Fun Fact: This isn’t the first time Ben played a health crazed fitness guru. Does the movie Dodgeball ring any bells? If so, “You can dodge a wrench, you can dodge a ball!”

Comedy in this film has some good moments that made me laugh. Some jokes were very sneaky that kids won’t get such as “Put your day finger down!”

A fart scene made me laugh so hard I couldn’t breath.

The moral of the story is about learning to control your hunger cutting back on sweets in favor of healthy foods & exercising to maintain your weight.

Character Development involving the kids. They learn to control their diet and start taking responsibility for themselves and others.

Tony’s color motif is purple, hence the logo of his fitness company. A bad guy wearing purple like The Joker, Galactus, Mr. Glass or any villain who wears purple, indicates it’s a sign from The Devil.

Jerry Stiller & Anne Meara (Ben’s real life parents) make brief appearances as the owners of Camp Hope.

Tim Blake Nelson also appears in a small role.

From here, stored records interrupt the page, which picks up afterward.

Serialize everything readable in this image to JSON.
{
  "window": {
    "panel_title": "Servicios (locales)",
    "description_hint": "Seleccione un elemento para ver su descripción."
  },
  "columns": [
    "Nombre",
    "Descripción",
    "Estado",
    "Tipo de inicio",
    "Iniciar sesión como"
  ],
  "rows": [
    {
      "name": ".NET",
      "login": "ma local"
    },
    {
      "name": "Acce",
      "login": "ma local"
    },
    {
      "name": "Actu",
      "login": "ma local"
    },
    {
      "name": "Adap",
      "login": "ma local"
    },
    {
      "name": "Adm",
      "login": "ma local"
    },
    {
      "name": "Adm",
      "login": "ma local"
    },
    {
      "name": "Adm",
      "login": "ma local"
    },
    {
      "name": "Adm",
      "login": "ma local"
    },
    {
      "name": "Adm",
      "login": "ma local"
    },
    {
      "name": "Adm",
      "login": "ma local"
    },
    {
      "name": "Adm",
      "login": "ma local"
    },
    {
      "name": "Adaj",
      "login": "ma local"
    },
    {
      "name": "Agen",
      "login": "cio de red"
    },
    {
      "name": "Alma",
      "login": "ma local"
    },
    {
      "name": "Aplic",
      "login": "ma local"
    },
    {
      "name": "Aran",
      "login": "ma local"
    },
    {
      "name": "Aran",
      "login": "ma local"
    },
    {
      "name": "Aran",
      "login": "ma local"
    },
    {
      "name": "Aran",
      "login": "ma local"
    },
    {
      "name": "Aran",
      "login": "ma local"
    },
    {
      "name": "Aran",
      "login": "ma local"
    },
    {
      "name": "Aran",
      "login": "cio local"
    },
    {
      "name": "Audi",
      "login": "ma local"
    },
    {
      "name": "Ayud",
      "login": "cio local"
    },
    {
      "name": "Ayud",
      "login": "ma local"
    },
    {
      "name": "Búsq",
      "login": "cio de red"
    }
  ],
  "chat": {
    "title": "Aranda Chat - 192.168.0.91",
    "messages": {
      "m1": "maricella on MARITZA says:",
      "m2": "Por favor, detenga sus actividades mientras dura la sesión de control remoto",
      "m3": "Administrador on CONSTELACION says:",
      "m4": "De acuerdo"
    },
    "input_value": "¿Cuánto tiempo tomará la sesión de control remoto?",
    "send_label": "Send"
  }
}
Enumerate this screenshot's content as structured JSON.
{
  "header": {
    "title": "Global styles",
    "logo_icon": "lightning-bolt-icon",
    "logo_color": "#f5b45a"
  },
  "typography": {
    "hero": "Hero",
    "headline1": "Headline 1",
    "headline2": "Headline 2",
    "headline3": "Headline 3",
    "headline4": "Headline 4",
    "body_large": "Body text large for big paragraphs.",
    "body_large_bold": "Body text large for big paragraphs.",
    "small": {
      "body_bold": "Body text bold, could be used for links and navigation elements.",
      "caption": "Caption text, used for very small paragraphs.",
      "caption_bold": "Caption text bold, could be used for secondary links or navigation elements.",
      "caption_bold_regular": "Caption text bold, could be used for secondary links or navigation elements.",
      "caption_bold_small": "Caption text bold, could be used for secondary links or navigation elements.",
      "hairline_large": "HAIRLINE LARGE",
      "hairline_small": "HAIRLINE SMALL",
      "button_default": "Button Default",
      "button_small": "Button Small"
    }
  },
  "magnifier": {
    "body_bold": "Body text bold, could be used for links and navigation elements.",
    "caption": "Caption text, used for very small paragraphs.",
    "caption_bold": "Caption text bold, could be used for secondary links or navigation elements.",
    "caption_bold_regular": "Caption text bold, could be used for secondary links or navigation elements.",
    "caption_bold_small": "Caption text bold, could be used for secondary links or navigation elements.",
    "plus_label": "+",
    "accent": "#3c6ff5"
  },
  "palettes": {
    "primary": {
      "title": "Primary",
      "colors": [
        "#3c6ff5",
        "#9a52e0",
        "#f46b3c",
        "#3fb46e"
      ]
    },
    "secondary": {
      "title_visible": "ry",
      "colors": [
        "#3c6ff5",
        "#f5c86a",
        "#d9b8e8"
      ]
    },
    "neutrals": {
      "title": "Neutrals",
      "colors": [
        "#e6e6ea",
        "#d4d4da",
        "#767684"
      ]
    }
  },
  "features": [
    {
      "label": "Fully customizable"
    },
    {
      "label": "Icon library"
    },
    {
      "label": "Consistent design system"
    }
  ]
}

Film producer, Judd Apatow (Anchorman, The 40-Year-Old Virgin, Superbad, Pineapple Express) co-wrote the script. He also appears front and center as Kenny. Tony’s personal cameraman.

Judd revealed on the DVD/Blu-Ray commentary that filmmaker, Paul Thomas Anderson (Boogie Nights, Magnolia, There Will Be Blood, The Master) told him that Heavyweights is one of his guilty pleasures.

Judd also stated in the commentary he wanted to impress his then girlfriend & later spouse, Leslie Mann by inviting her to a personal screening as part of their first date.

Allen Covert also appears as one of Tony’s lackeys. Although he’s associated with Tony, it’s pretty ironic that he smokes and drinks. I guess Judd Apatow is an actual drinker and smoker. It’s obvious he’s a pothead because he is known for producing Seth Rogen’s movies.

The kids hiding and smuggling junk food is a metaphor for smuggling drugs. Alcohol counts back when it was illegal during The Prohibition Era. As a kid, I never understood the concept of drug smuggling, now that I’m in my 20’s, I finally get hidden message. Oh wait, it’s a Judd Apatow production, known for lead characters as portrayed as heavy drinking dopeheads.

My favorite part of the movie is when Paul Feig shows off his dancing skills.

Cinematography didn’t suffer from Shaky Cam throughout.

The Camp Hope song is sung by The Cast during the end credits. To put the icing on the cake, Paul Feig himself penned the song.

A post-credits scene reveals the fate of one of the characters.

Unfit: Product Placement featuring brands such as Burger King, McDonald’s, Adidas, Sharp TV, Reebok, Sony, Nike & Hershey’s Kiss.

A romance focusing on Pat and a new camp counselor, was forgettable it doesn’t factor into the plot. I would’ve given this flaw an excuse, unless somebody cringed at Pat. Disney’s known for pairing couples unrealistically without proper buildup.

A freeze-frame is used before the end credits roll. I have a pet peeve for cheesy freeze-frames. I tend to make fun of them.

The Final Verdict: B-

Heavyweights is a precursor to Judd Apatow’s produced works, except Heavyweights is a Disney version replacing drugs with junk food. If Heavyweights is a guilty pleasure of yours, go ahead and introduce it to your kids. Trust me, they’re gonna laugh their butts off.